Other commercial and academic entities have launched sequencing-based assays to monitor tumor mutations in a patient's bloodstream. Examples include Natera with its Signatera platform, Guardant Health with its Lunar assay, and well as a group of Johns Hopkins researchers who have developed a detection method called the Safe-Sequencing System.
In contrast to other methods for monitoring recurrence in patients, Landau argued that his team's tool defines the "personalized compendium of mutations" found in the patient's tumor. He said that the assay then searches these specific mutations in cfDNA across the entire genome, removing the cap of sensitivity imposed by the genomic equivalent limit.

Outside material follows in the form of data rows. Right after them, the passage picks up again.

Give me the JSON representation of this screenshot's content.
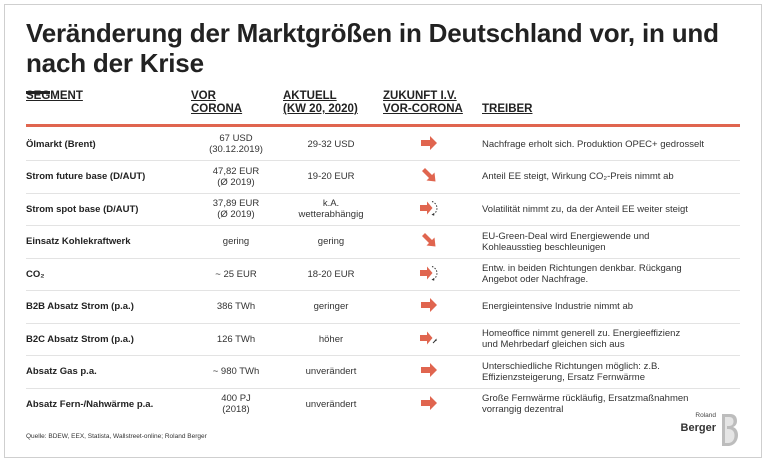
{
  "title": "Veränderung der Marktgrößen in Deutschland vor, in und nach der Krise",
  "columns": {
    "segment": "SEGMENT",
    "vor": "VOR\nCORONA",
    "aktuell": "AKTUELL\n(KW 20, 2020)",
    "zukunft": "ZUKUNFT I.V.\nVOR-CORONA",
    "treiber": "TREIBER"
  },
  "rows": [
    {
      "segment": "Ölmarkt (Brent)",
      "vor": "67 USD\n(30.12.2019)",
      "aktuell": "29-32 USD",
      "trend_icon": "arrow-right-icon",
      "treiber": "Nachfrage erholt sich. Produktion OPEC+ gedrosselt"
    },
    {
      "segment": "Strom future base (D/AUT)",
      "vor": "47,82 EUR\n(Ø 2019)",
      "aktuell": "19-20 EUR",
      "trend_icon": "arrow-down-right-icon",
      "treiber": "Anteil EE steigt, Wirkung CO₂-Preis nimmt ab"
    },
    {
      "segment": "Strom spot base (D/AUT)",
      "vor": "37,89 EUR\n(Ø 2019)",
      "aktuell": "k.A.\nwetterabhängig",
      "trend_icon": "arrow-right-circular-icon",
      "treiber": "Volatilität nimmt zu, da der Anteil EE weiter steigt"
    },
    {
      "segment": "Einsatz Kohlekraftwerk",
      "vor": "gering",
      "aktuell": "gering",
      "trend_icon": "arrow-down-right-icon",
      "treiber": "EU-Green-Deal wird Energiewende und\nKohleausstieg beschleunigen"
    },
    {
      "segment": "CO₂",
      "vor": "~ 25 EUR",
      "aktuell": "18-20 EUR",
      "trend_icon": "arrow-right-circular-icon",
      "treiber": "Entw. in beiden Richtungen denkbar. Rückgang\nAngebot oder Nachfrage."
    },
    {
      "segment": "B2B Absatz Strom (p.a.)",
      "vor": "386 TWh",
      "aktuell": "geringer",
      "trend_icon": "arrow-right-icon",
      "treiber": "Energieintensive Industrie nimmt ab"
    },
    {
      "segment": "B2C Absatz Strom (p.a.)",
      "vor": "126 TWh",
      "aktuell": "höher",
      "trend_icon": "arrow-right-up-icon",
      "treiber": "Homeoffice nimmt generell zu. Energieeffizienz\nund Mehrbedarf gleichen sich aus"
    },
    {
      "segment": "Absatz Gas p.a.",
      "vor": "~ 980 TWh",
      "aktuell": "unverändert",
      "trend_icon": "arrow-right-icon",
      "treiber": "Unterschiedliche Richtungen möglich: z.B.\nEffizienzsteigerung, Ersatz Fernwärme"
    },
    {
      "segment": "Absatz Fern-/Nahwärme p.a.",
      "vor": "400 PJ\n(2018)",
      "aktuell": "unverändert",
      "trend_icon": "arrow-right-icon",
      "treiber": "Große Fernwärme rückläufig, Ersatzmaßnahmen\nvorrangig dezentral"
    }
  ],
  "source": "Quelle: BDEW, EEX, Statista, Wallstreet-online; Roland Berger",
  "logo": {
    "small": "Roland",
    "big": "Berger"
  },
  "accent_color": "#e0654f"
}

"Targeted methods are highly successful in certain settings, such as understanding spatial diversity of clones in a patient with metastatic disease or understanding emerging resistance variants," Landau noted. "In other contexts, where there is a low burden of disease, [however], we would need methods that provide greater sensitivity to be able to use them for continuous monitoring of disease."
Landau and his team also plan to work on a similar method for early detection of cancer rather than monitoring the condition after resection. In addition to working with Weill Cornell Medicine to use the technology in different studies, Landau's group is collaborating with multiple academic partners at Memorial Sloan Kettering Center, Massachusetts General Hospital, and the Francis Crick Institute in London.
Overall, Landau believes the assay will "arm the clinicians and patients with real-time information to guide decisions about adjuvant therapy or ongoing therapy."